Tout au long de notre histoire nous aurions dû, et nous devrions désormais, avant d’engager une action collective ne rien dénier, ne rien rejeter, travailler par hypothèse et n’investir que les actions qui garantiraient n’exposer à aucun risque. Mais la stratégie de la prudence, l’application stricte du principe de précaution sont sans doute incompatibles avec les intérêts adaptatifs de court terme de l’humanité…
Nos errances contemporaines ne proviendraient alors pas d’un phénomène nouveau, d’une organisation politique spécifique, de stratégies particulièrement agressives de marketing vert ou de lobbying industriel. Nous devons envisager que ce que nous vivons aujourd’hui est le résultat d’un processus évolutif très ancien. L’humanité, parce qu’elle préfère développer des croyances qui servent ses intérêts immédiats, n’était peut-être pas durable dès son apparition.
SVP aidez-nous, en réfléchissant à votre expérience, à construire une réponse collective à la question suivante : qu’est-ce qu’il faut absolument qu’un être humain sache et apprenne à faire aujourd’hui ?
L’écologie, c’est découvrir un monde à la fois absurde et cynique. Cynique, parce qu’absurde. Aucun humain – aucun être vivant – ne peut sincèrement désirer admettre que les possibles ne sont disponibles qu’en quantité finie. Qu’il y aura une fin. Pour chacun, pour tous, sans garantie que l’après se souviendra, d’une façon ou d’une autre, de l’avant.
Le plus important semble alors de lutter contre l’absurdité.

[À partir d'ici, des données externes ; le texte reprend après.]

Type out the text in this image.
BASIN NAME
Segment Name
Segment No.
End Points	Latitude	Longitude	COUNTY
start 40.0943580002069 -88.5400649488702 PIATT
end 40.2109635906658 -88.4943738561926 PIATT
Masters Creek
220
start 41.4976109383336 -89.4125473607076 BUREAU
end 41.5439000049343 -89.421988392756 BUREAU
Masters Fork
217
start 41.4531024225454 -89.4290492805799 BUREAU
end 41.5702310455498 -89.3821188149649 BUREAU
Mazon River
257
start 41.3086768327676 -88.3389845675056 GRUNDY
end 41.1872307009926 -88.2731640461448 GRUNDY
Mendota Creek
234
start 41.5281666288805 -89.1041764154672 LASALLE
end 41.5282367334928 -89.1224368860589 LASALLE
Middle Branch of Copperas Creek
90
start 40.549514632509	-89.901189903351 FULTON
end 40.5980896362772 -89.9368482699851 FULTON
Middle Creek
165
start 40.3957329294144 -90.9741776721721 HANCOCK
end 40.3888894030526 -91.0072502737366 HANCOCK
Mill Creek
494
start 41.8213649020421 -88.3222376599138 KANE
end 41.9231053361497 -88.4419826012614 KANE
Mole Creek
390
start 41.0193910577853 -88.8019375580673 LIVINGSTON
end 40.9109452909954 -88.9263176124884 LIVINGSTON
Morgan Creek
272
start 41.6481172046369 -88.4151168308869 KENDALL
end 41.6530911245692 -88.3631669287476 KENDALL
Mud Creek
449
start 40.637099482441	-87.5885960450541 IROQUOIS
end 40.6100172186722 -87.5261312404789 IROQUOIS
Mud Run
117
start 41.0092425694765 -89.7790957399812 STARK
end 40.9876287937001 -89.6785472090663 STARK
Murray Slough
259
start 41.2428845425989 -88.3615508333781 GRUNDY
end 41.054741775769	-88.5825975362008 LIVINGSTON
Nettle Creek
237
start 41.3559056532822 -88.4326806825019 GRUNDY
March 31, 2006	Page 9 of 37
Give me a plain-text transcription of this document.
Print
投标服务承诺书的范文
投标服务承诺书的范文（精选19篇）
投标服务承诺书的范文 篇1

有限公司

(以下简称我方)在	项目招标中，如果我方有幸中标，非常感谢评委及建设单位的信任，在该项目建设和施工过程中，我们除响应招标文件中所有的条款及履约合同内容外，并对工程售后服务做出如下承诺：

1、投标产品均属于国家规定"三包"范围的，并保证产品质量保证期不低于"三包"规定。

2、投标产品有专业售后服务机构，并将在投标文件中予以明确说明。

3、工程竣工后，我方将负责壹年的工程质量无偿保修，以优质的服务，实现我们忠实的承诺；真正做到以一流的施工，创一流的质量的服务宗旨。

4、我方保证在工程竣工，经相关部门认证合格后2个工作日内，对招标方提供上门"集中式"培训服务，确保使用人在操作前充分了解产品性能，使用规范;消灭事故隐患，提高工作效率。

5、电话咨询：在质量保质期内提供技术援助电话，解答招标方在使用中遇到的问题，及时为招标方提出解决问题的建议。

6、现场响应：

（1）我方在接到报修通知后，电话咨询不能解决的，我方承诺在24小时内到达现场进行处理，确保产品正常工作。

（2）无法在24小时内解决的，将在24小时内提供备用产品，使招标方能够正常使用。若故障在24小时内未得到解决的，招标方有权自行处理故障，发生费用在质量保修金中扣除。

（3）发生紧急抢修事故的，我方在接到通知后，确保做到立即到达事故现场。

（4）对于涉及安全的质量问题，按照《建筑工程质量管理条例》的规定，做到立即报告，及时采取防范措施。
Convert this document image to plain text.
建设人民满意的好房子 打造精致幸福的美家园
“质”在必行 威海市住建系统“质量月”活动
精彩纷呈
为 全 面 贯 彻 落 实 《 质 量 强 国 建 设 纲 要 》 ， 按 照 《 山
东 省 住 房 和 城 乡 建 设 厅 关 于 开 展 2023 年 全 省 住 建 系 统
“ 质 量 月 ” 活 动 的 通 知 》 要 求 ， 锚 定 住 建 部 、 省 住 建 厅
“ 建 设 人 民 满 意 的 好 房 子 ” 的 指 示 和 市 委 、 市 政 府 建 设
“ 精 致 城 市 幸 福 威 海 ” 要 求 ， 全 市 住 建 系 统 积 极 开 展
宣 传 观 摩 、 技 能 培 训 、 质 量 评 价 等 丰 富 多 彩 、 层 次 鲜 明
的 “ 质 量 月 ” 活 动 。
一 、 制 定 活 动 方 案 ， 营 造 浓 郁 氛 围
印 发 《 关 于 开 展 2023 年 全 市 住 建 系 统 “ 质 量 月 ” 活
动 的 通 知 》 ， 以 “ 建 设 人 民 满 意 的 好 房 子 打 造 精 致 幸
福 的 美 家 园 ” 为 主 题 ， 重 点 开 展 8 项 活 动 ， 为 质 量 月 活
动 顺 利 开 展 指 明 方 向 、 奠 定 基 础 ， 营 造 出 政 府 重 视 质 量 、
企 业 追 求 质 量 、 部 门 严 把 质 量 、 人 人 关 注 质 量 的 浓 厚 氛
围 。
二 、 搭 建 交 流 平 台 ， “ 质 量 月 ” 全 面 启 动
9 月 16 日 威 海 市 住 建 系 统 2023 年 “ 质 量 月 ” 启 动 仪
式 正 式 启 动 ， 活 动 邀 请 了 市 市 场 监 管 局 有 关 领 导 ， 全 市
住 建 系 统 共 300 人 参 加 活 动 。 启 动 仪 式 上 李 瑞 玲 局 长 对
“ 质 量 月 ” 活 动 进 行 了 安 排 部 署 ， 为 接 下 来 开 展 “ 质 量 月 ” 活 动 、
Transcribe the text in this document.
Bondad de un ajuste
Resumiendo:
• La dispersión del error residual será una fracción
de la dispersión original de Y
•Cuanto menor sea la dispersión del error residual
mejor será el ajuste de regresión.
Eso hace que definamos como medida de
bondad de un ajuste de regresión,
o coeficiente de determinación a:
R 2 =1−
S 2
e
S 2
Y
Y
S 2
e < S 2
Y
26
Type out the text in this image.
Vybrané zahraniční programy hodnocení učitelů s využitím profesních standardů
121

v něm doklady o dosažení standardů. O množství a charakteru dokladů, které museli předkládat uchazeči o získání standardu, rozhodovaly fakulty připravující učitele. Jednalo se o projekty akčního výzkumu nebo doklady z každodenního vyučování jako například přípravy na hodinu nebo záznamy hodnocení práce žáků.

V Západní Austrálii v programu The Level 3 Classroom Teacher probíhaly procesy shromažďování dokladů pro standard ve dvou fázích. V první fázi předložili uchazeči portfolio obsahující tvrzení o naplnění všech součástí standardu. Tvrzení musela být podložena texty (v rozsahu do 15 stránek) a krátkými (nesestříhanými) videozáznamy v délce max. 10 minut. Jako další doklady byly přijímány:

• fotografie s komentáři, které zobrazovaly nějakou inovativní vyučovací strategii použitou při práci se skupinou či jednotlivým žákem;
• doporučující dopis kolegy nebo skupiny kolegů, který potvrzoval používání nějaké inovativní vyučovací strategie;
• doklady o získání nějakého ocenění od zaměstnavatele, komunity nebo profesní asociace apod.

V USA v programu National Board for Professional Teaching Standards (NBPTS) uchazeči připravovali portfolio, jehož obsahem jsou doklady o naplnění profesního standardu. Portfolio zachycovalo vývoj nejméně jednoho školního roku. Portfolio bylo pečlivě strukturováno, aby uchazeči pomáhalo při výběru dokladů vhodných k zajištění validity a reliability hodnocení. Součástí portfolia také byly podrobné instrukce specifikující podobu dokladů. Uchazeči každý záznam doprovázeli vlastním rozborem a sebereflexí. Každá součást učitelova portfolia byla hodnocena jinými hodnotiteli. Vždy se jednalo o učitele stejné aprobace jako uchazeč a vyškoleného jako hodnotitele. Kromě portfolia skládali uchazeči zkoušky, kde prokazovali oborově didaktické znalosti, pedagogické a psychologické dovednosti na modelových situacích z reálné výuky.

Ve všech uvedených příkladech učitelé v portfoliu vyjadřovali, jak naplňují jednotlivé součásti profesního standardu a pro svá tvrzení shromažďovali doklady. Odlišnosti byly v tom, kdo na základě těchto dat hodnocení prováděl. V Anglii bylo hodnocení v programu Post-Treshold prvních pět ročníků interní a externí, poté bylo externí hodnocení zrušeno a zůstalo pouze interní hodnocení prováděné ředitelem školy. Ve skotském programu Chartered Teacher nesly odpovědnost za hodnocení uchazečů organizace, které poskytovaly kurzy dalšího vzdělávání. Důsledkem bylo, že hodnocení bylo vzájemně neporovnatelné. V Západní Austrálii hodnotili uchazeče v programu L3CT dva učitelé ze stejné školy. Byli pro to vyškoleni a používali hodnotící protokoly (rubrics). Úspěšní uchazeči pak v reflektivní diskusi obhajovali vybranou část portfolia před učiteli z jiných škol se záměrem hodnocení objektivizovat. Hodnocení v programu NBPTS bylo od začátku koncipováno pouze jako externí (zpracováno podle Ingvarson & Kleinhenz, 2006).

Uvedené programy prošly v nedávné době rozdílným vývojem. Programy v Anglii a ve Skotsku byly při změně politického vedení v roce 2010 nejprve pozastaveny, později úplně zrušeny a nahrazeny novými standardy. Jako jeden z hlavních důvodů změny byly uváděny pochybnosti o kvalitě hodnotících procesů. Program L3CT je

Contre le fatalisme qu’elle peut faire préférer. Mais justement, l’acceptation de la fatalité n’est pas un fatalisme. L’humain n’est pas parfaitement souverain dans ses décisions. Personne ne décide seul ni de sa vie ni de celle des autres, chaque décision est toujours le résultat complexe d’injonctions et contraintes contre lesquelles personne ne peut rien : les principes de la thermodynamique, la sélection naturelle, la longue histoire du développement des techniques, des cultures et des récits politiques, les circonstances immédiates elles-mêmes.
Accepter la fatalité ça n’est pas une résignation, c’est se réconcilier avec la marge de manœuvre, aussi réduite soit-elle, dont chacun dispose réellement. L’acceptation protège contre les fantasmagories, les illusions, minimise le risque d’erreur concrète.
Comprendre que chacun est toujours avant tout le résultat d’un processus évolutif qui le dépasse, qui dépasse l’humanité entière est à mon sens nécessaire afin de désinvestir la plus inquiétante des stratégies que nous sommes capables d’investir lorsque nous préférons ne pas accepter une situation : la désignation arbitraire de coupables. Il semble important de cheminer vers une « responsabilité autonome ». Nos choix sont bien le résultat de processus complexes, ils ne trouvent pas leur origine chez un autre humain ou un groupe d’humains particuliers. Nous devons assumer par nous-mêmes d’être traversés par des forces sur lesquelles nous n’avons pas de prise. Accepter, finalement, d’être le seul porteur de ses propres contradictions et ainsi retrouver le commun, tous les humains devant toujours se confronter à leurs contradictions.